Paoloa Gabriele soll aus Idealismus gehandelt haben
Gabrieles Anwalt Carlo Fusco versicherte, sein Mandant habe keinem größeren "Netzwerk" oder einer "Verschwörung" innerhalb oder außerhalb des Kirchenstaats angehört. Er habe allein aus "Liebe" zum Papst gehandelt und um diesem zu helfen. Es sei ihm darum gegangen, die katholische Kirche "lebendiger" zu machen. "Er hat aus Idealismus heraus gehandelt", sagte der
Wie der Anwalt weiter ausführte, stand der Kammerdiener zudem "an verschiedenen Fronten unter Druck". Er habe zu Hause und auf der Arbeit Stress gehabt.

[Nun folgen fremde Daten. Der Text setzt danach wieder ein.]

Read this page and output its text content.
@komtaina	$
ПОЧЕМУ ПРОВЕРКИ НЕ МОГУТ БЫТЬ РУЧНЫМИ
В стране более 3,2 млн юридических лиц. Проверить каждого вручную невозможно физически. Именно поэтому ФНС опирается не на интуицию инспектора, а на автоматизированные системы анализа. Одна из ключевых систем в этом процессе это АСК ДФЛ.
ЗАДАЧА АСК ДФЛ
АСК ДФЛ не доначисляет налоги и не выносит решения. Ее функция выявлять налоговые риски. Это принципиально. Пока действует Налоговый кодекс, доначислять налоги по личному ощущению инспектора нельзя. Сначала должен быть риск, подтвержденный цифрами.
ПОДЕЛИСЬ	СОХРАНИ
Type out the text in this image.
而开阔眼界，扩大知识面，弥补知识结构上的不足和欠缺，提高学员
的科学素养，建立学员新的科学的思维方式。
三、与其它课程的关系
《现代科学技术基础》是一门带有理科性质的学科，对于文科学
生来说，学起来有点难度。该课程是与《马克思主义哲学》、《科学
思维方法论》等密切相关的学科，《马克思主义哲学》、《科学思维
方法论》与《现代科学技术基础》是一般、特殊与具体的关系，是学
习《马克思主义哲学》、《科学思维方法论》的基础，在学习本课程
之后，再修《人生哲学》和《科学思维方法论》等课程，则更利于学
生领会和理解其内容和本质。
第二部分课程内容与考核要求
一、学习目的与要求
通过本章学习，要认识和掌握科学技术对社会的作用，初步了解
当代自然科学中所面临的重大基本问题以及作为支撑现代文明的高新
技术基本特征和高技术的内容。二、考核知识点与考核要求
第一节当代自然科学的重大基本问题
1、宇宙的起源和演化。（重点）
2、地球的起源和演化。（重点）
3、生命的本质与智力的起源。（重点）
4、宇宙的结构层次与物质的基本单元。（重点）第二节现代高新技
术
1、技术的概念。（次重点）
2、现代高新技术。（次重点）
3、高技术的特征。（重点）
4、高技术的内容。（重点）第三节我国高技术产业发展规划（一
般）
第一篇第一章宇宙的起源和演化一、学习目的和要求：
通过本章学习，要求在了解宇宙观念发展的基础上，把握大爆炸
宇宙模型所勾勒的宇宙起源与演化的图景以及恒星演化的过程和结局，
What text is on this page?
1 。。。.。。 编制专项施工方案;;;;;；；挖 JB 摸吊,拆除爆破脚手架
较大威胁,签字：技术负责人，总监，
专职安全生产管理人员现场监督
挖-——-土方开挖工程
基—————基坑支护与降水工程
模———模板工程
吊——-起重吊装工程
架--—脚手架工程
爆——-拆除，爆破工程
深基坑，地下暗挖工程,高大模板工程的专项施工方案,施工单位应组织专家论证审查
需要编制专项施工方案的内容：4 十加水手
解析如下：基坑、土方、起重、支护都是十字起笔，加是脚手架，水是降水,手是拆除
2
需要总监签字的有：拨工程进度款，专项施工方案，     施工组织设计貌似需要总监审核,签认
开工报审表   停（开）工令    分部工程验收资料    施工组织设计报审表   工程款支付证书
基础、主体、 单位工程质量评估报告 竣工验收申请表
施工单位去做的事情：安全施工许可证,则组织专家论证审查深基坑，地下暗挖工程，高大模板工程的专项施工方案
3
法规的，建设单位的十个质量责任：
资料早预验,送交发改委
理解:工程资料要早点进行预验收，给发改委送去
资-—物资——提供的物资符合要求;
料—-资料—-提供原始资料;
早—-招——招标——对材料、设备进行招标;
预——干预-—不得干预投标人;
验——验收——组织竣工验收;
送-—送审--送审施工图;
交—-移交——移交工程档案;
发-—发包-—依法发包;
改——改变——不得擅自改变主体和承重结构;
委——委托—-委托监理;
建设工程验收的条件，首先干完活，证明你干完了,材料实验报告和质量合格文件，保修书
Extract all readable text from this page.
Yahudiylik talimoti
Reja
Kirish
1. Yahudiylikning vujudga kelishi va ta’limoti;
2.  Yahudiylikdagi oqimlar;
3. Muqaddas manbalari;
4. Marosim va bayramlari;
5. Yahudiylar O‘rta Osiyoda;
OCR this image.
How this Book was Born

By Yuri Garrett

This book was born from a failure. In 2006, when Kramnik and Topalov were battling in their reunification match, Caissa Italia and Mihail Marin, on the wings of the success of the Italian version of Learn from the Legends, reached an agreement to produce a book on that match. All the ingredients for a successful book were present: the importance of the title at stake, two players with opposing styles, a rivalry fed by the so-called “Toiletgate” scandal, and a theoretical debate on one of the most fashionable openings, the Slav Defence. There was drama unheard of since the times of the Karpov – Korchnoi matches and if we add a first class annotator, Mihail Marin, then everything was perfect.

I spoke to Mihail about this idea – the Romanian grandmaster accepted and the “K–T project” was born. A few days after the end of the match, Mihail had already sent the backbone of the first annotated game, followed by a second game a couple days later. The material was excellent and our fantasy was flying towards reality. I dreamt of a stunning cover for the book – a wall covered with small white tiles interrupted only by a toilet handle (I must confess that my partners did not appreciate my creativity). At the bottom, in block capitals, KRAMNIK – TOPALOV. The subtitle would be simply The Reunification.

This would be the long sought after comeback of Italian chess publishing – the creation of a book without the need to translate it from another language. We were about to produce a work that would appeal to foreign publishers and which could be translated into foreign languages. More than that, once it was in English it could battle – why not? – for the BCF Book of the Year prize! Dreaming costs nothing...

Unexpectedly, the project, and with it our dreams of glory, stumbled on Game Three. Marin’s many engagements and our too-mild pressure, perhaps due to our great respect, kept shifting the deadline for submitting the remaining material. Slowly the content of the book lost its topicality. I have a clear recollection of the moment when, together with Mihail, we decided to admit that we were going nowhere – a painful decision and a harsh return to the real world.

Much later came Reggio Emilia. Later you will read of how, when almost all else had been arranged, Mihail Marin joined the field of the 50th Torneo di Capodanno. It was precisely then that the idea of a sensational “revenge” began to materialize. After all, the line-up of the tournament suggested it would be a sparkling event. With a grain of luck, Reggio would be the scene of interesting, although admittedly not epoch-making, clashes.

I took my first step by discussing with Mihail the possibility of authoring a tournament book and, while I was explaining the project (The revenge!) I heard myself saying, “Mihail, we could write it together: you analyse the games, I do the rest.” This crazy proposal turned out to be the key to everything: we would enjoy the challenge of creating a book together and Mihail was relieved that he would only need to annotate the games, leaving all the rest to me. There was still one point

Einzelheiten nannte der Anwalt allerdings nicht.
Vatileaks: Kommt es zum Prozess?
Nach Angaben von Vatikan-Sprecher Lombardi wird spätestens Anfang August darüber entschieden, ob Gabriele der Prozess gemacht wird. Im Fall einer Verurteilung wegen schweren Diebstahls drohen dem Familienvater bis zu sechs Jahre Haft. Er könnte aber auch vom Papst begnadigt werden.
Eine vom Papst eingesetzte Kommission aus Kardinälen, die den Enthüllungsskandal untersuchen sollte, hat ihre Befragungen ebenfalls abgeschlossen, wie Lombardi mitteilte. Sie habe dem Papst auch schon einen Bericht vorgelegt. Zum Inhalt äußerte er sich allerdings nicht. Er sagte nur, dass Gabriele weiter der einzige Verdächtige sei.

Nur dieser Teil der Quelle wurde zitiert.